2. Keeping it under 2 minutes. It takes less than 2 minutes to answer these three questions.
3. Achieving the minimum. It effectively aligns the team on who’s doing what. No more, no less.
What about human interaction?
Part of the ‘daily stand-up’ magic is the opportunity for human interaction it provides. This is the formula that gives the “Let’s nail this. Let’s do this” energy that Jeff Sutherland mentioned.
Coming out of the pandemic, we romanticize ‘human interaction’ as the magic ingredient that solves all problems employee-engagement problems.
But human interaction isn’t always beneficial.
Especially when ‘traditional stand-ups’ are not implemented properly, we’ve seen that this can do more harm than good.

How do we stop this from happening and make sure that we end up on the left half of this diagram?
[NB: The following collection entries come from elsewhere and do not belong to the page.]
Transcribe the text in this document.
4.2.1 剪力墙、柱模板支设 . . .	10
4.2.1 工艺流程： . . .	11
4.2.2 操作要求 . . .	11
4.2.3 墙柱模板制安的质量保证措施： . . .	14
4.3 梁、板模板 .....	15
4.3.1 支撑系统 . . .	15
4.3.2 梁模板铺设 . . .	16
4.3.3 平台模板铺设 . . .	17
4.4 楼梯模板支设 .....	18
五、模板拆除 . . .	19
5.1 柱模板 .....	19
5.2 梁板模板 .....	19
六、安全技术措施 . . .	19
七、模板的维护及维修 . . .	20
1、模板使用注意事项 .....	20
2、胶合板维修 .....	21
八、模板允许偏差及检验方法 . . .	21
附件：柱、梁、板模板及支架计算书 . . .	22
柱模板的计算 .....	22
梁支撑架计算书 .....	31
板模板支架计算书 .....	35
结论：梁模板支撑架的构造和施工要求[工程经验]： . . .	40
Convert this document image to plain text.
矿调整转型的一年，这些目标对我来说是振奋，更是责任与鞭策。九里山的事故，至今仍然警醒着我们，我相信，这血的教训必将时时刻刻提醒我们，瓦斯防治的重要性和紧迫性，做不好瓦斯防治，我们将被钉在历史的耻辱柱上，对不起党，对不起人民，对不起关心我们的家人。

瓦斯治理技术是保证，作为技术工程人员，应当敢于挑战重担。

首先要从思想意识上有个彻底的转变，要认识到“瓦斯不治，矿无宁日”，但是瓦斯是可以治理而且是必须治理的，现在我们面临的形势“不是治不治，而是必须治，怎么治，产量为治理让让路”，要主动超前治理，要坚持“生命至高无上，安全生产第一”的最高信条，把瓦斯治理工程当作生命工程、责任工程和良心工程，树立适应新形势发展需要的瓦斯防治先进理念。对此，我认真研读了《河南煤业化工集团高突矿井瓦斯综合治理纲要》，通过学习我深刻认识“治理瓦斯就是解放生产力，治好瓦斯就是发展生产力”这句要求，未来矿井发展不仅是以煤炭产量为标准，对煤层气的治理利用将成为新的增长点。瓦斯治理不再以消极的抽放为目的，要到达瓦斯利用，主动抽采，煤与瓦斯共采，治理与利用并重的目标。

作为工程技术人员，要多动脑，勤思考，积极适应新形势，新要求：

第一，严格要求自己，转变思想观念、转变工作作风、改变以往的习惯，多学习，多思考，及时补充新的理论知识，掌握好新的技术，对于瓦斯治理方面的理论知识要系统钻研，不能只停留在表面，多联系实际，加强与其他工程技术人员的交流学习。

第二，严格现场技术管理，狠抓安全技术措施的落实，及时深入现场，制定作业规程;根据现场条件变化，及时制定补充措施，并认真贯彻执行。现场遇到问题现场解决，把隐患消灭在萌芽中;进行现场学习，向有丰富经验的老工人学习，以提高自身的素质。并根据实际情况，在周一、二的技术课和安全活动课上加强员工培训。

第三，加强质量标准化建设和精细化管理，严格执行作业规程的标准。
Our answer is Weekly Breakout Sessions.
Here’s what the breakout sessions involve:
- Everyone gathers and managers shares company-wide announcements/updates
- Each team breaks out and does their status updates in groups of 5 or less
- Teams regroup, nominating one person each week to update the rest of the company on key achievements / cross-team collaboration opportunities discussed

We’ve found this helps keep engagement levels high, as the breakout and regroup sessions keep people on their feet, breakout updates are only heard by relevant members, and the nomination process at the end helps cultivate a sense of camaraderie.
What’s next for our ceremonies?
In some ways, we still do some version of a stand-up meeting at Cric. But a much more streamlined version where we strip away synchronicity, proximity, and regularity.
We believe we’re able to achieve what ‘traditional’ versions of the stand-up meeting was supposed to, but in less time, requiring less effort, and leaving our team members feeling more engaged and energized.
At the end of the day, all our ceremonies are a work-in-progress. Nothing is safe from being pruned. But we’re also early adopters and we’re always open to try something new. Looking ahead, we’ll continue to adapt and improve our ceremonies to suite our remote-first environment.